Whereas, the citizenship of your corporation is something you can easily choose based on careful research to determine the best jurisdiction for your business needs.
When it comes to choosing which jurisdiction to incorporate, you quite literally have the world to choose from.
The Republic of Malta — Blockchain Island (by Micaela Parente)
Made popular in the late 70s and early 80s, offshore corporations are now finding a resurgence and a popular vehicle for online businesses, cryptocurrency exchanges, brokerages, and increasingly cryptocurrency investors.
Technically, any corporation registered in a foreign jurisdiction can be classified as an off-shore corporation. However, not all offshore jurisdictions offer preferential tax treatment. The off-shore jurisdictions we will be looking at that offer preferential tax treatment are also considered tax-havens.
The Tax Havens of the World
There are roughly 195 countries in the world and almost 25% (45) of them are considered tax-havens. The more popular tax-havens most people are familiar with are the ones located on small tropical islands, such as the Cayman Islands, Bahamas, St. Martin, St. Lucia, Seychelles, Turks and Caicos, and Bermuda.
There are the lesser-known tax-havens located in key business hubs such as Hong Kong, Panama, and Singapore.
There are also tax havens in well-established and developed countries like Ireland (see: Google), the United Kingdom, and the Netherlands.
Two jurisdictions worth mentioning for cryptocurrency enthusiasts are The Republic of Malta and Panama.
The Island of Malta, Cryptocurrency Tax Haven – Ferenc Horvath
The Republic of Malta:
Generally referred to as just Malta, this small archipelago of islands is located in the Mediterranean Sea and off the southern coast of Italy. The island has been inhabited since 5900 BC and has a long history of conquest and invasion.
This Republic is also known as “blockchain island” is also likely the most crypto-friendly country in the world. Malta has well-developed cryptocurrency regulation which is likely the reason Binance and other exchanges have chosen this jurisdiction to incorporate their business.
Although Malta does not impose capital gains on long-held digital currencies, it does impose a tax on daily trades, at the rate of 35%, making it an unattractive option for many types of investors.
Malta is an excellent jurisdiction for many types of blockchain projects and cryptocurrency exchanges. However, may not be the most suitable choice for the typical cryptocurrency investor.

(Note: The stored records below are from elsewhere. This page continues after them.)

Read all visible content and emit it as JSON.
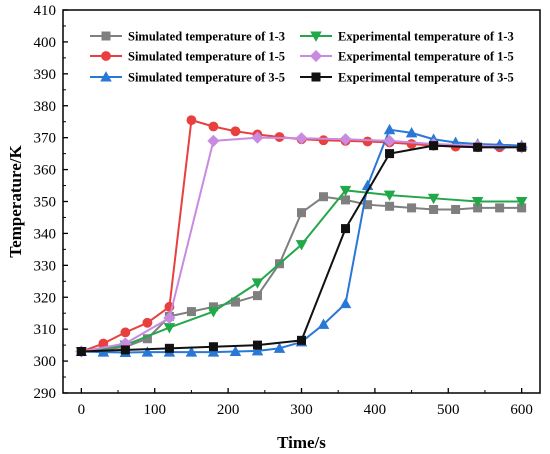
{
  "chart_data": {
    "type": "line",
    "xlabel": "Time/s",
    "ylabel": "Temperature/K",
    "xlim": [
      -25,
      625
    ],
    "ylim": [
      290,
      410
    ],
    "xticks": [
      0,
      100,
      200,
      300,
      400,
      500,
      600
    ],
    "yticks": [
      290,
      300,
      310,
      320,
      330,
      340,
      350,
      360,
      370,
      380,
      390,
      400,
      410
    ],
    "legend_position": "top",
    "grid": false,
    "series": [
      {
        "name": "Simulated temperature of 1-3",
        "color": "#7f7f7f",
        "marker": "square",
        "x": [
          0,
          30,
          60,
          90,
          120,
          150,
          180,
          210,
          240,
          270,
          300,
          330,
          360,
          390,
          420,
          450,
          480,
          510,
          540,
          570,
          600
        ],
        "y": [
          303,
          303.5,
          304.5,
          307,
          314,
          315.5,
          317,
          318.5,
          320.5,
          330.5,
          346.5,
          351.5,
          350.5,
          349,
          348.5,
          348,
          347.5,
          347.5,
          348,
          348,
          348
        ]
      },
      {
        "name": "Simulated temperature of 1-5",
        "color": "#e8403e",
        "marker": "circle",
        "x": [
          0,
          30,
          60,
          90,
          120,
          150,
          180,
          210,
          240,
          270,
          300,
          330,
          360,
          390,
          420,
          450,
          480,
          510,
          540,
          570,
          600
        ],
        "y": [
          303,
          305.5,
          309,
          312,
          317,
          375.5,
          373.5,
          372,
          371,
          370.2,
          369.5,
          369.2,
          369,
          368.8,
          368.5,
          368,
          367.5,
          367.2,
          367,
          367,
          367
        ]
      },
      {
        "name": "Simulated temperature of 3-5",
        "color": "#2a78d5",
        "marker": "triangle-up",
        "x": [
          0,
          30,
          60,
          90,
          120,
          150,
          180,
          210,
          240,
          270,
          300,
          330,
          360,
          390,
          420,
          450,
          480,
          510,
          540,
          570,
          600
        ],
        "y": [
          303,
          302.8,
          302.7,
          302.8,
          302.8,
          302.8,
          302.8,
          303,
          303.2,
          304,
          306,
          311.5,
          318,
          355,
          372.5,
          371.5,
          369.5,
          368.5,
          368,
          367.8,
          367.5
        ]
      },
      {
        "name": "Experimental temperature of 1-3",
        "color": "#22a84a",
        "marker": "triangle-down",
        "x": [
          0,
          60,
          120,
          180,
          240,
          300,
          360,
          420,
          480,
          540,
          600
        ],
        "y": [
          303,
          305,
          310.5,
          315.5,
          324.5,
          336.5,
          353.5,
          352,
          351,
          350,
          350
        ]
      },
      {
        "name": "Experimental temperature of 1-5",
        "color": "#c98be0",
        "marker": "diamond",
        "x": [
          0,
          60,
          120,
          180,
          240,
          300,
          360,
          420,
          480,
          540,
          600
        ],
        "y": [
          303,
          305.5,
          313.5,
          369,
          370,
          369.8,
          369.5,
          369,
          368,
          367.5,
          367
        ]
      },
      {
        "name": "Experimental temperature of 3-5",
        "color": "#111111",
        "marker": "square",
        "x": [
          0,
          60,
          120,
          180,
          240,
          300,
          360,
          420,
          480,
          540,
          600
        ],
        "y": [
          303,
          303.5,
          304,
          304.5,
          305,
          306.5,
          341.5,
          365,
          367.5,
          367,
          367
        ]
      }
    ]
  }
}
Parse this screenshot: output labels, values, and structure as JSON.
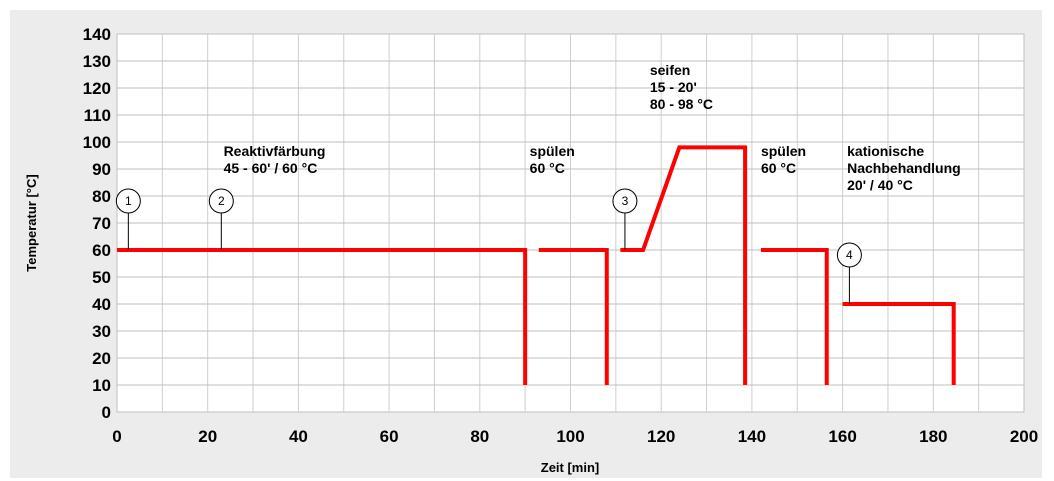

Panama, Tax Haven — JACQUELINE BRANDWAYN
Geographically located at the narrow bridge of land that connects North and South America, made famous by the Panama Canal and Panama Hats, Panama has been a popular offshore destination for investors long before Bitcoin was a twinkle in Nakamoto’s eye.
This jurisdiction has corporate tax at 0%, does not tax capital gains, dividends or interest.
Additionally, Panama has minimum reporting requirements, not requiring the filing of a tax return or the creation of financial statements.
For many types of investors, Panama ticks a lot of boxes as a jurisdiction for their offshore business. An additional benefit of owning a Panama company is that it also opens the door to permanent residence in the country.